Abstract: We demonstrate multiphoton NDD FLIM of tissue samples stained with near-infrared dyes. For the experiments we used a Zeiss LSM 7MP multiphoton microscope with a Coherent Chameleon OPO (optical parametric oscillator) as an excitation source. The excitation wavelengths range from 1000 nm to 1300 nm. The fluorescence was detected by an HPM‑100-50 NIR hybrid detector attached to the NDD (non-descanned detection) port of the microscope; the FLIM data were recorded by a standard bh TCSPC FLIM system. We demonstrate the performance of the system for tissue samples stained with Methylene Blue, Indocyanin Green (ICG), and 3,3’-Diethylthiatricarbocyanine (DTTCC). All three dyes could be efficiently excited at wavelengths from 1200 nm to 1300 nm. The dyes showed remarkable variability in their fluorescence lifetimes. The lifetimes clearly depended on the tissue structures the dyes were located in.
Keywords: FLIM, TCSPC, Multiphoton Excitation, OPO, NIR Dyes, Methylene Blue, Indocyanin Green, Fluorescence Lifetime
Fluorophores emitting in the near-infrared region are used as markers in diffuse optical tomography and small-animal imaging. For these applications, it is important to know how the fluorescence lifetime depends on the binding target and on the local molecular environment on the cell level. Moreover, lifetime variation due to variable local molecular environment may be exploitable as a probe function [7, 8]. Another advantage of NIR probes is that there is no contamination from autoflourescence. Moreover, light propagation through biological tissue at infrared wavelengths is less impaired by scattering and absorption than in the visible range. We have recently shown that even one-photon excitation and confocal detection in the NIR yields surprisingly clear images from tissue layers up to 50 µm deep [2, 3, 5]. It can be expected that the penetration depth is further enhanced by two-photon excitation and non-descanned detection.

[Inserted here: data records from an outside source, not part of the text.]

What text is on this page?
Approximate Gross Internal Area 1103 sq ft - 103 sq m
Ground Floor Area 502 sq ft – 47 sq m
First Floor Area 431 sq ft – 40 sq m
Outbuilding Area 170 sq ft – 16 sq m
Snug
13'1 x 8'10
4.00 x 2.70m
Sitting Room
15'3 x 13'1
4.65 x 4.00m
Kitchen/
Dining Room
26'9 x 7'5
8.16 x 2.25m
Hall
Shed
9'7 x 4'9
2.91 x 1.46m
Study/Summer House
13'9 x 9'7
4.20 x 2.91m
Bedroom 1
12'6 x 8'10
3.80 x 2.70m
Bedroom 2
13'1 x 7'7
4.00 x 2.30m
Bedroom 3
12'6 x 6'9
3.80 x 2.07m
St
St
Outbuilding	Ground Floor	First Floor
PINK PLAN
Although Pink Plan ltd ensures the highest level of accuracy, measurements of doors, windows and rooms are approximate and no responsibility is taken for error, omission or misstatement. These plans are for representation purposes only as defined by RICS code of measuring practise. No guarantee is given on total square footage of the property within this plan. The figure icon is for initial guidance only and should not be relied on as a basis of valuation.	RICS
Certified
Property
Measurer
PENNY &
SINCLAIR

For the experiments described here we used a Zeiss LSM 7MP with OPO excitation  and a bh Simple Tau 150 TCSPC FLIM system [1, 2, 4]. To obtain sensitivity in a wavelength range up to 900 nm the HPM‑100-40 GaAsP hybrid detector of the FLIM system was replaced with an HPM-100-50 GaAs hybrid detector. The detector was attached to the NDD port of the microscope via a Zeiss T adapter . To be able to detect fluorescence up to 900 nm we replaced the standard two-photon beamsplitter in the beam path at the back of the objective lens with a 980 nm dichroic mirror. The beamsplitter is not critical, an 80/20 wideband beamsplitter can be used as well. The standard 700 nm short pass (laser blocking) filter in the T adapter was replaced with a 980 nm short pass filter. The microscope objective lens was an x20/1.0 DIC VIS-IR Plan-Apochromate for water immersion.
Methylene Blue is a biomedically interesting compound. It has anti-viral and anti-bacterial effects, and it has been evaluated as a drug against malaria . It has been applied to induce apoptosis in cancer cells , and to treat psoriatic skin lesions by photodynamic therapy . The use of methylene blue to treat Alzheimer disease has been under clinical trial .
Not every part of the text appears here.